Final answer:
Approximately 445.2 grams of bromine (Br₂) are needed to react exactly with 50.1 grams of aluminum (Al).
Step-by-step explanation:
To calculate the number of grams of bromine (Br₂) needed to react with 50.1 g of aluminum (Al), we need to use the balanced chemical equation and stoichiometry.
The balanced equation for the reaction is: 2Al(s) + 3Br₂(l) -> 2AlBr₃(s).
From the stoichiometry of the equation, we can see that 2 moles of aluminum react with 3 moles of bromine. Therefore, to calculate the number of moles of bromine needed, we can set up a ratio based on the molar masses of aluminum and bromine.

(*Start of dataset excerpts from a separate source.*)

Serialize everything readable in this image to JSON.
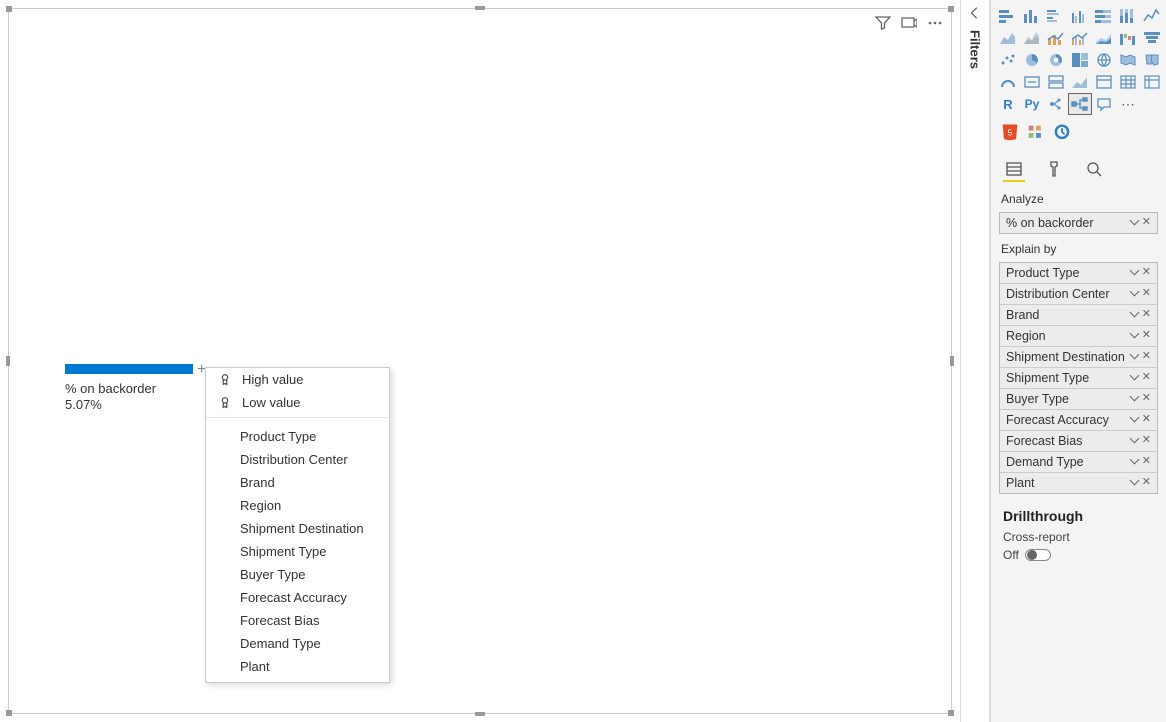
{
  "filters_pane_label": "Filters",
  "canvas": {
    "metric_label": "% on backorder",
    "metric_value": "5.07%"
  },
  "popup": {
    "high_value": "High value",
    "low_value": "Low value",
    "items": [
      "Product Type",
      "Distribution Center",
      "Brand",
      "Region",
      "Shipment Destination",
      "Shipment Type",
      "Buyer Type",
      "Forecast Accuracy",
      "Forecast Bias",
      "Demand Type",
      "Plant"
    ]
  },
  "viz_row5_text": {
    "r": "R",
    "py": "Py"
  },
  "viz_more": "⋯",
  "sections": {
    "analyze_label": "Analyze",
    "analyze_field": "% on backorder",
    "explain_label": "Explain by",
    "explain_fields": [
      "Product Type",
      "Distribution Center",
      "Brand",
      "Region",
      "Shipment Destination",
      "Shipment Type",
      "Buyer Type",
      "Forecast Accuracy",
      "Forecast Bias",
      "Demand Type",
      "Plant"
    ]
  },
  "drillthrough": {
    "heading": "Drillthrough",
    "cross_report": "Cross-report",
    "off": "Off"
  },
  "chart_data": {
    "type": "bar",
    "title": "% on backorder",
    "categories": [
      "% on backorder"
    ],
    "values": [
      5.07
    ],
    "ylabel": "",
    "xlabel": "",
    "ylim": [
      0,
      100
    ]
  }
}
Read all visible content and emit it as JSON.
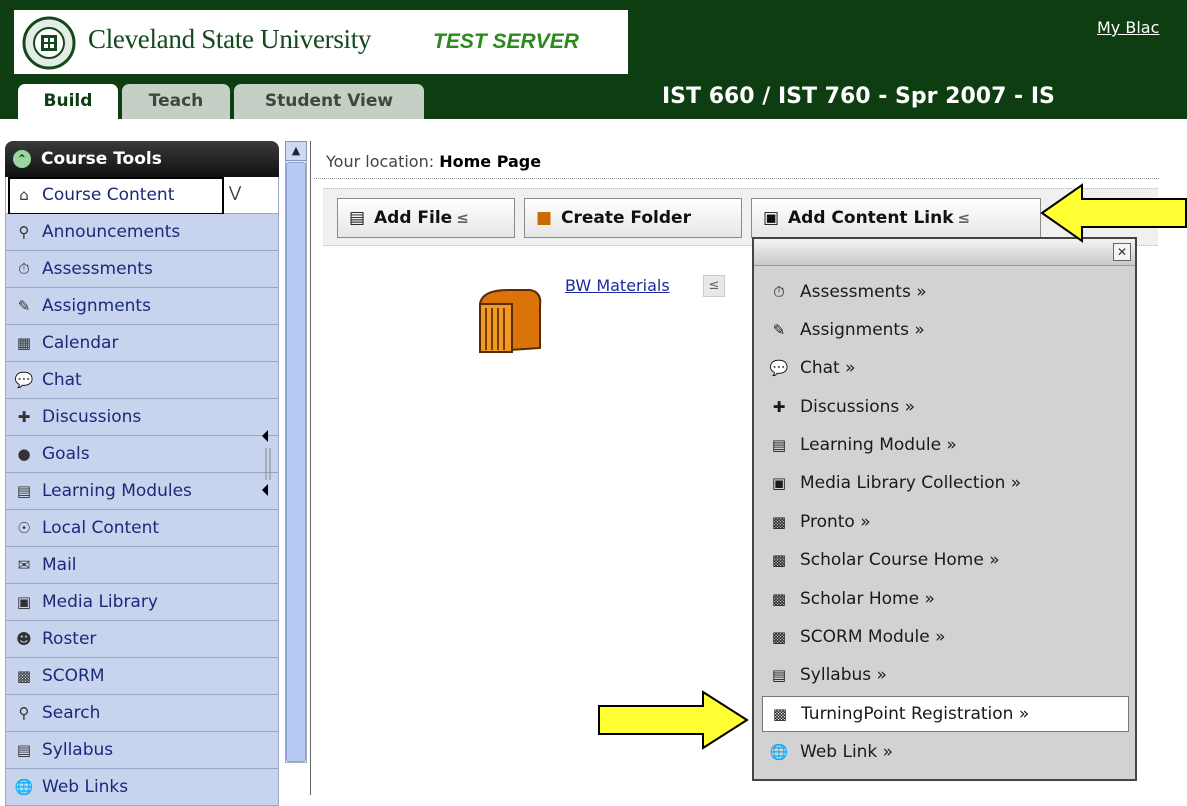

In this case, we have 50.1 g of aluminum, which is equivalent to 50.1 g / 26.98 g/mol = 1.8578 mol of aluminum. From the balanced equation, we know that the ratio of moles of aluminum to moles of bromine is 2:3. So, we can set up the following ratio:
2 mol Al / 3 mol Br₂ = 1.8578 mol Al / x mol Br₂
Solving for x, we can find the number of moles of bromine needed:
x = (3 mol Br₂ * 1.8578 mol Al) / 2 mol Al = 2.7867 mol Br₂
Finally, to convert the number of moles of bromine to grams, we can use the molar mass of bromine (Br₂ = 159.808 g/mol):
Mass of bromine = 2.7867 mol Br₂ * 159.808 g/mol = 445.2 g Br₂
Therefore, approximately 445.2 grams of bromine (Br₂) are needed to react exactly with 50.1 grams of aluminum (Al).